What We Fly

We regularly fly three main aircraft within the Air Cadets:

Grob Tutor T1:

The Grob 115E, known by the RAF as the Tutor took over the role as the RAF’s basic trainer from the Bristol Bulldog. It is used for Elementary Flying Training by the 14 University Air Squadrons and 12 Air Experience Flights throughout the UK, and is also used by the Central Flying School at the RAF College Cranwell. The Tutor is constructed mainly from carbon fibre reinforced plastic, which combines high strength with light weight. Like its predecessor, the Bulldog, the Tutor has side-by-side seating. Unpressurised, and powered by a Textron-Lycoming 180hp piston engine driving a 3 bladed propeller, the Tutor can cruise at 130kts at sea level and climb to 5,000ft in seven minutes. The aircraft has a very clean airframe and has a three-minute inverted- flight time limit, making it fully aerobatic. Air Experience Flights (AEF) are tailored to cadets desired, from smooth sightseeing, to full on aerobatics, the Grob Tutor is well suited for all.

Grob Viking T1:

Providing most cadets’ first piece of airborne action, the Grob G103A Twin II Acro – better known as the Viking T1 – is a modern, high performance two-seat glider. Different to the Tutor, the Viking has Tandem seating where the two pilots sit one behind the other. This gives you the best views possible allowing you to get the best experience from your flights.

The Viking has no engine and the main method of getting airborne is via a winch-launch, or commonly known by the cadets as the “Slingshot Approach”. A steel cable, up to 1,500 metres long is pulled and wrapped around a drum by a powerful turbo engine. It winds slowly at first and then (when the winch operator receives the “all out” signal) at high speed, allowing the glider to catch the wind and launch upwards. After the glider is at the right height the cable is released and, aided by a parachute to slow it down, falls to the ground ready for the next launch. The height you reach depends on wind strength at the time, but a winch-launch flight normally lasts around 5-10 minutes, and you can get anywhere between 800ft to over 1500ft. In warmer months the pilot can use thermals (warm rising air) to stay aloft for longer periods of time – circling to gain height.

Grob Vigilant T1:

The Grob G109B, or commonly known as the Vigilant T1, is the other type of glider Air Cadets have the opportunity to fly in. Different tot he Viking, the Vigilant is a motor glider and as such has a propeller engine at the front. Some see this as the best of both worlds, as you can experience the thrills of unpowered soaring, however also having the capability of and engine means the Vigilant can launch itself like a normal powered aircraft. The engine isn’t powerful enough for rapid climbing (or aerobatics!) but the Vigilant is an agile aircraft, capable of soaring in thermals under the right conditions.
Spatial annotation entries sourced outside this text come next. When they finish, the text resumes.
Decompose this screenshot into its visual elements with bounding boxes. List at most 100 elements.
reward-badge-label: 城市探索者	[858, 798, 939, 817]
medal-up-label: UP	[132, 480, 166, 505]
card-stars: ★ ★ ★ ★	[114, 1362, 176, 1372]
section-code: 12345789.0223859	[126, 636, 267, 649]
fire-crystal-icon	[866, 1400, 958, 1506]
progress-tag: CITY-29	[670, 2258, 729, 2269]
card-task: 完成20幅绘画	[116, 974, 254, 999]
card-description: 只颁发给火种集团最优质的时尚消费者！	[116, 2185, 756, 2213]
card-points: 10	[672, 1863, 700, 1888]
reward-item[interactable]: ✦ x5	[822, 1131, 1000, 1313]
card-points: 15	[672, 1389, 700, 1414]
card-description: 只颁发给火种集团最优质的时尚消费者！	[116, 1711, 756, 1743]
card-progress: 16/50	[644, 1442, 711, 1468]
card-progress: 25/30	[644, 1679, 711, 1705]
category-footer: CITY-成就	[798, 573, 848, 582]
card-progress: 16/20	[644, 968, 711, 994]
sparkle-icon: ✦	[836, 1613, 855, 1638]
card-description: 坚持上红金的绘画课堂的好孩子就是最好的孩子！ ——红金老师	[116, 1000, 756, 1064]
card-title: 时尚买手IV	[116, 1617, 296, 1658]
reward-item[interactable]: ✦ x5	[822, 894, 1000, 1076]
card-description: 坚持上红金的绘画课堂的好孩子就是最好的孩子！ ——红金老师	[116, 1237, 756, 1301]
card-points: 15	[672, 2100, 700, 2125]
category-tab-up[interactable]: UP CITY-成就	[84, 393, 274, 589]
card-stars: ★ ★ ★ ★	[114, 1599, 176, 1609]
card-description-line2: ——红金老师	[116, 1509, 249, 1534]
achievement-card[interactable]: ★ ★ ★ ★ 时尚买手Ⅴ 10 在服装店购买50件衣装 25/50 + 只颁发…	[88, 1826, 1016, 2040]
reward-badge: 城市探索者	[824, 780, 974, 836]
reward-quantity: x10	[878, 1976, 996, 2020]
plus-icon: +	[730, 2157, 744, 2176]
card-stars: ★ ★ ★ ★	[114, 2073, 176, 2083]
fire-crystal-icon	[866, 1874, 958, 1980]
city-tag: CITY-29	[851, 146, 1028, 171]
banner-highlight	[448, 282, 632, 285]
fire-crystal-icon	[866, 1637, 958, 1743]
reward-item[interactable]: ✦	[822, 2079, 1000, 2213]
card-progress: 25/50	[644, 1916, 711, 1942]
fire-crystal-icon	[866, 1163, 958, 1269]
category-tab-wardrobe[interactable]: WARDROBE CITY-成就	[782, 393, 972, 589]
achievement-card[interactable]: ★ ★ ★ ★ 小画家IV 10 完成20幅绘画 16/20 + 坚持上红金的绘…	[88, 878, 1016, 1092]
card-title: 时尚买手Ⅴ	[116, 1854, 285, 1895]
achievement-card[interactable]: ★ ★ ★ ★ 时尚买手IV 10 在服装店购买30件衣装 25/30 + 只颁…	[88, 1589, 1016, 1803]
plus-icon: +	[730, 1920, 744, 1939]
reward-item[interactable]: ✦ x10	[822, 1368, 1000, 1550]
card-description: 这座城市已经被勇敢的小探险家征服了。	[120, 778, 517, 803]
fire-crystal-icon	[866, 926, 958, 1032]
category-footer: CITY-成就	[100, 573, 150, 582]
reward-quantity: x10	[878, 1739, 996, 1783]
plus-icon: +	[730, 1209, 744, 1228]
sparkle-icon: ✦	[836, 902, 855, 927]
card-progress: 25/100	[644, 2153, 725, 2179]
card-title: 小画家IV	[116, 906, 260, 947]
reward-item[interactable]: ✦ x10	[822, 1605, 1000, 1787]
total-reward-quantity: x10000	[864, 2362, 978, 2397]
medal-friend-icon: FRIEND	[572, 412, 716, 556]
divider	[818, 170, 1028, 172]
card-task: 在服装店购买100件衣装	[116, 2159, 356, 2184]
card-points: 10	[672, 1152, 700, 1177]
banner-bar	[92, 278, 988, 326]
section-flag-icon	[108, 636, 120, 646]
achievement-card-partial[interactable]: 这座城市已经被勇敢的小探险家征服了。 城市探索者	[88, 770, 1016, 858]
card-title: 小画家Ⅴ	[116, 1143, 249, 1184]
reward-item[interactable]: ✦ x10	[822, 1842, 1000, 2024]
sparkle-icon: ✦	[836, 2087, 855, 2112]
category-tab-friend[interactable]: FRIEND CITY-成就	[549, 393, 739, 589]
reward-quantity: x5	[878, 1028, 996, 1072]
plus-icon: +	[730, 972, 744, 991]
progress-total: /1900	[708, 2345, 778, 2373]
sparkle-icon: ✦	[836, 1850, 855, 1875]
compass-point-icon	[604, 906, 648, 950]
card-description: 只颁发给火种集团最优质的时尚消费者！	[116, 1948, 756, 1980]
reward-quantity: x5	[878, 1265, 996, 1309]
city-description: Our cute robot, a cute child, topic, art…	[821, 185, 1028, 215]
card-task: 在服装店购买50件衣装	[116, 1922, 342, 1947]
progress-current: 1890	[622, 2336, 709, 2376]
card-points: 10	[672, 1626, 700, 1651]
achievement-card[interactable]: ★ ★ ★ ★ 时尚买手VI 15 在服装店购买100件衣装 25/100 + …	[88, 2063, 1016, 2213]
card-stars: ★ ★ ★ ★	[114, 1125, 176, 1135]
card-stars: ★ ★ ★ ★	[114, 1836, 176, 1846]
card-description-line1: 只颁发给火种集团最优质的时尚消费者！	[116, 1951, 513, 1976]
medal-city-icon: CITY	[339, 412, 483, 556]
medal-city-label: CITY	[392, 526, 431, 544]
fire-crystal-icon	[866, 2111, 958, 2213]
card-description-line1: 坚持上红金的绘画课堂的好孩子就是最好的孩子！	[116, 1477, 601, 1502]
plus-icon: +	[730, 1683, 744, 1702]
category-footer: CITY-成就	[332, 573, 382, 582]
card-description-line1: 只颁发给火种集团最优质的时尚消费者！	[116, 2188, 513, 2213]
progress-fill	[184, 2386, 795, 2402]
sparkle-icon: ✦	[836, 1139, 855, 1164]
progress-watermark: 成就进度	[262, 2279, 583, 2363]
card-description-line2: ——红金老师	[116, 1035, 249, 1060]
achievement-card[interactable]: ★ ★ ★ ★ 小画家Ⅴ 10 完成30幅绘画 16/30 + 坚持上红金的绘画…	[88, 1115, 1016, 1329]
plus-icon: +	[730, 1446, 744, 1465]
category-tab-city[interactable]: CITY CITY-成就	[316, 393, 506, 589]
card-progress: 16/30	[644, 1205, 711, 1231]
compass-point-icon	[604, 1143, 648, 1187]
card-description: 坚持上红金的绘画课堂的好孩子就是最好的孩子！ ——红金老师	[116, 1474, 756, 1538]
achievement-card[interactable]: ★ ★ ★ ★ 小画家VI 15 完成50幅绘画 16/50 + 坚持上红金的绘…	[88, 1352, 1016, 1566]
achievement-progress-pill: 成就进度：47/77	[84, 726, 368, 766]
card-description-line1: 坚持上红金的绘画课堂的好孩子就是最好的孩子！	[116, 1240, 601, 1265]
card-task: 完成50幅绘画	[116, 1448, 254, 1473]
Instead of being seated in front or behind your instructor like in the Viking, the Vigilant seats two, side-by-side. It also needs less ground staff as it can take off and land under its own steam.

Flights last much longer too – usually about 45 minutes, as when the aircraft gets to low the pilot can simply use the engine to get back to a safe height and start gliding again.

Whichever aircraft you’re in or whatever way you get off the ground, your cadet flying experience can’t be beaten, and may be just the beginning!